Garbage In, Reward Out: Bootstrapping Exploration in Multi-Armed Bandits

Authors: Branislav Kveton, Csaba Szepesvari, Sharan Vaswani, Zheng Wen, Tor Lattimore, Mohammad Ghavamzadeh

ICML 2019 | Conference PDF | Archive PDF | Plain Text | LLM Run Details

Reproducibility Variable Result LLM Response
Research Type Experimental We evaluate Giro and its contextual variant on multiple synthetic and real-world problems, and observe that it performs well. ... We conduct two experiments. In Section 6.1, we evaluate Giro on multi-armed bandit problems. In Section 6.2, we evaluate Giro in the contextual bandit setting.
Researcher Affiliation Collaboration 1Google Research 2Deep Mind 3University of Alberta 4Mila, University of Montreal 5Adobe Research 6Facebook AI Research.
Pseudocode Yes Algorithm 1 General randomized exploration. ... Algorithm 2 Giro with [0, 1] rewards. ... Algorithm 3 Contextual Giro with [0, 1] rewards.
Open Source Code No The paper does not contain an explicit statement about releasing source code for the methodology described, nor does it provide a link to a code repository. It mentions using 'public optimization libraries' like scikit-learn and Keras, but this refers to third-party tools, not their own implementation of Giro.

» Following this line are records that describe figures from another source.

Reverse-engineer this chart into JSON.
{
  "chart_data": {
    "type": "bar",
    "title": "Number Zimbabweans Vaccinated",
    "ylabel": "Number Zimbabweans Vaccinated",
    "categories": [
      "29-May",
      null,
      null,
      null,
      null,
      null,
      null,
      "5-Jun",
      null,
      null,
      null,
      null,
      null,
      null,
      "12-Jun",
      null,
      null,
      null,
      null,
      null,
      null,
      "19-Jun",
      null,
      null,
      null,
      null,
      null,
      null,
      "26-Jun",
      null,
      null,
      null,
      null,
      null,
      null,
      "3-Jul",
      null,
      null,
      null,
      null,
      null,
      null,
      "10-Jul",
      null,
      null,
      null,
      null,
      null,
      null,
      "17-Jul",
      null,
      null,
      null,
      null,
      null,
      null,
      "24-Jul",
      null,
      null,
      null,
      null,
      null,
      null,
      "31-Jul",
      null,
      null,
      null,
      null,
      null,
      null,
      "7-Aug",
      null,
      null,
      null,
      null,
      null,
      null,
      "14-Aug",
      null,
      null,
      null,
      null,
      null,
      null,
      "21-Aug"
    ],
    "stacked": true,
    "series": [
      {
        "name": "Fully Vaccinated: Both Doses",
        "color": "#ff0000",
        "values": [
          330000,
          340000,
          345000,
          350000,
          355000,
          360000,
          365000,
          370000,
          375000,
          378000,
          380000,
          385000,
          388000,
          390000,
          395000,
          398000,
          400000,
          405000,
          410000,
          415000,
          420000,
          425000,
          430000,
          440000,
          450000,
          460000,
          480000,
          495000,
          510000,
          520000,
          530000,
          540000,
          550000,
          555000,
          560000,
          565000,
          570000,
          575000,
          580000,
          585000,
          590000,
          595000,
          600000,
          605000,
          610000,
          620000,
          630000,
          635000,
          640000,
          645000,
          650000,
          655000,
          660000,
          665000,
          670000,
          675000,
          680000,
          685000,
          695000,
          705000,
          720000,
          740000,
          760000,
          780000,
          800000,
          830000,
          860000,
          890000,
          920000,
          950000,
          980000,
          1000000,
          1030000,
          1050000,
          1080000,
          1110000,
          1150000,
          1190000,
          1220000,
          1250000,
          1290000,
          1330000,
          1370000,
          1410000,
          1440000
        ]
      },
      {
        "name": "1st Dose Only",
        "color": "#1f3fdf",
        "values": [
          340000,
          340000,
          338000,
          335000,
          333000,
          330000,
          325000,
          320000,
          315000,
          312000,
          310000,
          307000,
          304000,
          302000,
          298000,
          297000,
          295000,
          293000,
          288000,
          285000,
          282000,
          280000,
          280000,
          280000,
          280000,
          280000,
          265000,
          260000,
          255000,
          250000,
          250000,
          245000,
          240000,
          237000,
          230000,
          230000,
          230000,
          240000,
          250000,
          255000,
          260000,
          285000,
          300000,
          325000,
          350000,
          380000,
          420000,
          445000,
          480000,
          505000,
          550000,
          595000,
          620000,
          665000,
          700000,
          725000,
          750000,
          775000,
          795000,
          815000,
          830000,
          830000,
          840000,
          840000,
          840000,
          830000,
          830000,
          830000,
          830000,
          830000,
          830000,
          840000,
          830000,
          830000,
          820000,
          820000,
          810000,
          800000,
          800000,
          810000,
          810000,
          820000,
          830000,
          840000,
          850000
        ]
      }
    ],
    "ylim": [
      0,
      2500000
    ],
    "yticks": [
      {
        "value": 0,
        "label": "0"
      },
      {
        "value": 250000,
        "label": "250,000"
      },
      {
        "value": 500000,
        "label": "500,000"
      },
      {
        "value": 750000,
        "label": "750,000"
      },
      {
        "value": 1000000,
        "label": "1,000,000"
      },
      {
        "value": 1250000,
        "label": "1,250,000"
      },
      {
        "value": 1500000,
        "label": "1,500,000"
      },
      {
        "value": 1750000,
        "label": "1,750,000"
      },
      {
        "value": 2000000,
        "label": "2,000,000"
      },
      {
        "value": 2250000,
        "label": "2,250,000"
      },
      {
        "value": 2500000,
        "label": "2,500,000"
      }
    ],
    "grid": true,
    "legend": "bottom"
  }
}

Open Datasets Yes We use three datasets from Riquelme et al. (2018): Adult (d = 94, K = 14), Statlog (d = 9, K = 7), and Cov Type (d = 54, K = 7).
Dataset Splits No The paper describes online learning settings and horizons (e.g., 'The horizon is n = 50k rounds'), but it does not specify explicit train/validation/test dataset splits for reproduction.

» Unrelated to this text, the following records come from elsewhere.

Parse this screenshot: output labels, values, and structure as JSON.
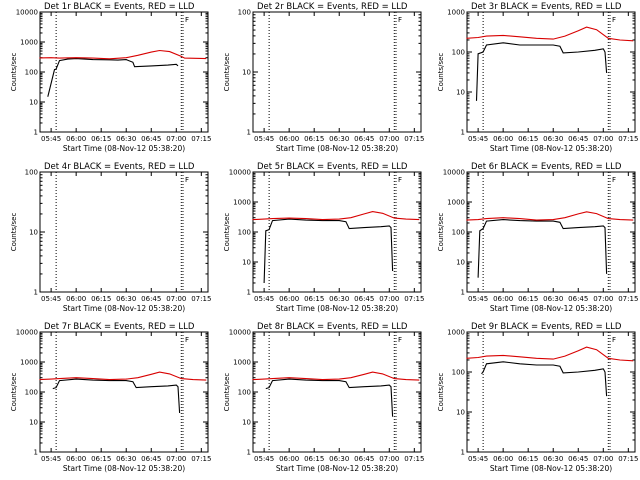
{
  "chart_data": [
    {
      "type": "line",
      "title": "Det 1r BLACK = Events, RED = LLD",
      "ylabel": "Counts/sec",
      "xlabel": "Start Time (08-Nov-12 05:38:20)",
      "yscale": "log",
      "ylim": [
        1,
        10000
      ],
      "yticks": [
        "1",
        "10",
        "100",
        "1000",
        "10000"
      ],
      "xlim": [
        "05:38:20",
        "07:19:00"
      ],
      "xticks": [
        "05:45",
        "06:00",
        "06:15",
        "06:30",
        "06:45",
        "07:00",
        "07:15"
      ],
      "marker_label": "F",
      "vlines": [
        "05:48",
        "07:03",
        "07:04"
      ],
      "series": [
        {
          "name": "Events",
          "color": "#000000",
          "x": [
            "05:43",
            "05:47",
            "05:48",
            "05:50",
            "05:55",
            "06:00",
            "06:10",
            "06:20",
            "06:25",
            "06:30",
            "06:34",
            "06:35",
            "06:45",
            "06:55",
            "07:00",
            "07:01"
          ],
          "y": [
            15,
            120,
            125,
            240,
            270,
            280,
            260,
            255,
            250,
            260,
            210,
            150,
            160,
            170,
            180,
            160
          ]
        },
        {
          "name": "LLD",
          "color": "#d80000",
          "x": [
            "05:38",
            "05:45",
            "05:48",
            "05:50",
            "06:00",
            "06:10",
            "06:20",
            "06:30",
            "06:37",
            "06:45",
            "06:50",
            "06:56",
            "07:03",
            "07:05",
            "07:18"
          ],
          "y": [
            295,
            300,
            295,
            290,
            300,
            290,
            275,
            300,
            360,
            460,
            520,
            480,
            330,
            290,
            280
          ]
        }
      ]
    },
    {
      "type": "line",
      "title": "Det 2r BLACK = Events, RED = LLD",
      "ylabel": "Counts/sec",
      "xlabel": "Start Time (08-Nov-12 05:38:20)",
      "yscale": "log",
      "ylim": [
        1,
        100
      ],
      "yticks": [
        "1",
        "10",
        "100"
      ],
      "xlim": [
        "05:38:20",
        "07:19:00"
      ],
      "xticks": [
        "05:45",
        "06:00",
        "06:15",
        "06:30",
        "06:45",
        "07:00",
        "07:15"
      ],
      "marker_label": "F",
      "vlines": [
        "05:48",
        "07:03",
        "07:04"
      ],
      "series": []
    },
    {
      "type": "line",
      "title": "Det 3r BLACK = Events, RED = LLD",
      "ylabel": "Counts/sec",
      "xlabel": "Start Time (08-Nov-12 05:38:20)",
      "yscale": "log",
      "ylim": [
        1,
        1000
      ],
      "yticks": [
        "1",
        "10",
        "100",
        "1000"
      ],
      "xlim": [
        "05:38:20",
        "07:19:00"
      ],
      "xticks": [
        "05:45",
        "06:00",
        "06:15",
        "06:30",
        "06:45",
        "07:00",
        "07:15"
      ],
      "marker_label": "F",
      "vlines": [
        "05:48",
        "07:03",
        "07:04"
      ],
      "series": [
        {
          "name": "Events",
          "color": "#000000",
          "x": [
            "05:44",
            "05:45",
            "05:48",
            "05:50",
            "06:00",
            "06:10",
            "06:20",
            "06:30",
            "06:34",
            "06:36",
            "06:45",
            "06:55",
            "07:00",
            "07:01",
            "07:02"
          ],
          "y": [
            6,
            90,
            100,
            150,
            170,
            150,
            150,
            150,
            140,
            95,
            100,
            110,
            120,
            100,
            30
          ]
        },
        {
          "name": "LLD",
          "color": "#d80000",
          "x": [
            "05:38",
            "05:45",
            "05:50",
            "06:00",
            "06:10",
            "06:20",
            "06:30",
            "06:37",
            "06:45",
            "06:50",
            "06:56",
            "07:03",
            "07:10",
            "07:18"
          ],
          "y": [
            220,
            230,
            250,
            260,
            240,
            220,
            210,
            250,
            340,
            420,
            360,
            220,
            200,
            190
          ]
        }
      ]
    },
    {
      "type": "line",
      "title": "Det 4r BLACK = Events, RED = LLD",
      "ylabel": "Counts/sec",
      "xlabel": "Start Time (08-Nov-12 05:38:20)",
      "yscale": "log",
      "ylim": [
        1,
        100
      ],
      "yticks": [
        "1",
        "10",
        "100"
      ],
      "xlim": [
        "05:38:20",
        "07:19:00"
      ],
      "xticks": [
        "05:45",
        "06:00",
        "06:15",
        "06:30",
        "06:45",
        "07:00",
        "07:15"
      ],
      "marker_label": "F",
      "vlines": [
        "05:48",
        "07:03",
        "07:04"
      ],
      "series": []
    },
    {
      "type": "line",
      "title": "Det 5r BLACK = Events, RED = LLD",
      "ylabel": "Counts/sec",
      "xlabel": "Start Time (08-Nov-12 05:38:20)",
      "yscale": "log",
      "ylim": [
        1,
        10000
      ],
      "yticks": [
        "1",
        "10",
        "100",
        "1000",
        "10000"
      ],
      "xlim": [
        "05:38:20",
        "07:19:00"
      ],
      "xticks": [
        "05:45",
        "06:00",
        "06:15",
        "06:30",
        "06:45",
        "07:00",
        "07:15"
      ],
      "marker_label": "F",
      "vlines": [
        "05:48",
        "07:03",
        "07:04"
      ],
      "series": [
        {
          "name": "Events",
          "color": "#000000",
          "x": [
            "05:45",
            "05:46",
            "05:48",
            "05:50",
            "06:00",
            "06:10",
            "06:20",
            "06:30",
            "06:34",
            "06:36",
            "06:45",
            "06:55",
            "07:00",
            "07:01",
            "07:02"
          ],
          "y": [
            2,
            110,
            120,
            240,
            270,
            250,
            240,
            240,
            220,
            130,
            140,
            150,
            160,
            140,
            5
          ]
        },
        {
          "name": "LLD",
          "color": "#d80000",
          "x": [
            "05:38",
            "05:45",
            "05:50",
            "06:00",
            "06:10",
            "06:20",
            "06:30",
            "06:37",
            "06:45",
            "06:50",
            "06:56",
            "07:03",
            "07:10",
            "07:18"
          ],
          "y": [
            260,
            270,
            280,
            290,
            280,
            260,
            270,
            300,
            400,
            480,
            420,
            290,
            270,
            260
          ]
        }
      ]
    },
    {
      "type": "line",
      "title": "Det 6r BLACK = Events, RED = LLD",
      "ylabel": "Counts/sec",
      "xlabel": "Start Time (08-Nov-12 05:38:20)",
      "yscale": "log",
      "ylim": [
        1,
        10000
      ],
      "yticks": [
        "1",
        "10",
        "100",
        "1000",
        "10000"
      ],
      "xlim": [
        "05:38:20",
        "07:19:00"
      ],
      "xticks": [
        "05:45",
        "06:00",
        "06:15",
        "06:30",
        "06:45",
        "07:00",
        "07:15"
      ],
      "marker_label": "F",
      "vlines": [
        "05:48",
        "07:03",
        "07:04"
      ],
      "series": [
        {
          "name": "Events",
          "color": "#000000",
          "x": [
            "05:45",
            "05:46",
            "05:48",
            "05:50",
            "06:00",
            "06:10",
            "06:20",
            "06:30",
            "06:34",
            "06:36",
            "06:45",
            "06:55",
            "07:00",
            "07:01",
            "07:02"
          ],
          "y": [
            3,
            110,
            130,
            230,
            260,
            240,
            230,
            230,
            210,
            130,
            140,
            150,
            160,
            140,
            4
          ]
        },
        {
          "name": "LLD",
          "color": "#d80000",
          "x": [
            "05:38",
            "05:45",
            "05:50",
            "06:00",
            "06:10",
            "06:20",
            "06:30",
            "06:37",
            "06:45",
            "06:50",
            "06:56",
            "07:03",
            "07:10",
            "07:18"
          ],
          "y": [
            250,
            260,
            280,
            300,
            280,
            250,
            260,
            300,
            400,
            470,
            410,
            280,
            260,
            250
          ]
        }
      ]
    },
    {
      "type": "line",
      "title": "Det 7r BLACK = Events, RED = LLD",
      "ylabel": "Counts/sec",
      "xlabel": "Start Time (08-Nov-12 05:38:20)",
      "yscale": "log",
      "ylim": [
        1,
        10000
      ],
      "yticks": [
        "1",
        "10",
        "100",
        "1000",
        "10000"
      ],
      "xlim": [
        "05:38:20",
        "07:19:00"
      ],
      "xticks": [
        "05:45",
        "06:00",
        "06:15",
        "06:30",
        "06:45",
        "07:00",
        "07:15"
      ],
      "marker_label": "F",
      "vlines": [
        "05:48",
        "07:03",
        "07:04"
      ],
      "series": [
        {
          "name": "Events",
          "color": "#000000",
          "x": [
            "05:46",
            "05:48",
            "05:50",
            "06:00",
            "06:10",
            "06:20",
            "06:30",
            "06:34",
            "06:36",
            "06:45",
            "06:55",
            "07:00",
            "07:01",
            "07:02"
          ],
          "y": [
            130,
            140,
            240,
            270,
            250,
            240,
            240,
            220,
            140,
            150,
            160,
            170,
            150,
            20
          ]
        },
        {
          "name": "LLD",
          "color": "#d80000",
          "x": [
            "05:38",
            "05:45",
            "05:50",
            "06:00",
            "06:10",
            "06:20",
            "06:30",
            "06:37",
            "06:45",
            "06:50",
            "06:56",
            "07:03",
            "07:10",
            "07:18"
          ],
          "y": [
            260,
            270,
            280,
            300,
            280,
            260,
            270,
            300,
            390,
            460,
            400,
            280,
            260,
            250
          ]
        }
      ]
    },
    {
      "type": "line",
      "title": "Det 8r BLACK = Events, RED = LLD",
      "ylabel": "Counts/sec",
      "xlabel": "Start Time (08-Nov-12 05:38:20)",
      "yscale": "log",
      "ylim": [
        1,
        10000
      ],
      "yticks": [
        "1",
        "10",
        "100",
        "1000",
        "10000"
      ],
      "xlim": [
        "05:38:20",
        "07:19:00"
      ],
      "xticks": [
        "05:45",
        "06:00",
        "06:15",
        "06:30",
        "06:45",
        "07:00",
        "07:15"
      ],
      "marker_label": "F",
      "vlines": [
        "05:48",
        "07:03",
        "07:04"
      ],
      "series": [
        {
          "name": "Events",
          "color": "#000000",
          "x": [
            "05:46",
            "05:48",
            "05:50",
            "06:00",
            "06:10",
            "06:20",
            "06:30",
            "06:34",
            "06:36",
            "06:45",
            "06:55",
            "07:00",
            "07:01",
            "07:02"
          ],
          "y": [
            130,
            140,
            240,
            270,
            250,
            240,
            240,
            220,
            140,
            150,
            160,
            170,
            150,
            15
          ]
        },
        {
          "name": "LLD",
          "color": "#d80000",
          "x": [
            "05:38",
            "05:45",
            "05:50",
            "06:00",
            "06:10",
            "06:20",
            "06:30",
            "06:37",
            "06:45",
            "06:50",
            "06:56",
            "07:03",
            "07:10",
            "07:18"
          ],
          "y": [
            260,
            270,
            280,
            300,
            280,
            260,
            270,
            300,
            390,
            460,
            400,
            280,
            260,
            250
          ]
        }
      ]
    },
    {
      "type": "line",
      "title": "Det 9r BLACK = Events, RED = LLD",
      "ylabel": "Counts/sec",
      "xlabel": "Start Time (08-Nov-12 05:38:20)",
      "yscale": "log",
      "ylim": [
        1,
        1000
      ],
      "yticks": [
        "1",
        "10",
        "100",
        "1000"
      ],
      "xlim": [
        "05:38:20",
        "07:19:00"
      ],
      "xticks": [
        "05:45",
        "06:00",
        "06:15",
        "06:30",
        "06:45",
        "07:00",
        "07:15"
      ],
      "marker_label": "F",
      "vlines": [
        "05:48",
        "07:03",
        "07:04"
      ],
      "series": [
        {
          "name": "Events",
          "color": "#000000",
          "x": [
            "05:47",
            "05:48",
            "05:50",
            "06:00",
            "06:10",
            "06:20",
            "06:30",
            "06:34",
            "06:36",
            "06:45",
            "06:55",
            "07:00",
            "07:01",
            "07:02"
          ],
          "y": [
            90,
            100,
            160,
            180,
            160,
            150,
            150,
            140,
            95,
            100,
            110,
            120,
            100,
            25
          ]
        },
        {
          "name": "LLD",
          "color": "#d80000",
          "x": [
            "05:38",
            "05:45",
            "05:50",
            "06:00",
            "06:10",
            "06:20",
            "06:30",
            "06:37",
            "06:45",
            "06:50",
            "06:56",
            "07:03",
            "07:10",
            "07:18"
          ],
          "y": [
            220,
            230,
            250,
            260,
            240,
            220,
            210,
            250,
            340,
            420,
            360,
            220,
            200,
            190
          ]
        }
      ]
    }
  ]
}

Hardware Specification No The paper does not provide specific details about the hardware used for running the experiments, such as GPU or CPU models, or memory specifications.
Software Dependencies No For linear and logistic models, we use scikit-learn (Pedregosa et al., 2011) with stochastic optimization and its default settings. For neural networks, we use Keras (Chollet et al., 2015) with a Re LU hidden layer and a sigmoid output layer, along with SGD and its default settings. While libraries are mentioned, specific version numbers are not provided.
Experiment Setup Yes We run Giro with three different values of a: 1, 1/3, and 1/10. ... The number of arms is K = 10 and their means are chosen uniformly at random from [0.25, 0.75]. The horizon is n = 10k rounds. ... The horizon is n = 50k rounds... In Giro, a = 1 in all experiments. ... The best schedule across all datasets was ϵt = b/t, where b is set to attain 1% exploration in n rounds. ... In linear and logistic models, we optimize until the error drops below 10 3. In neural networks, we make one pass over the whole history.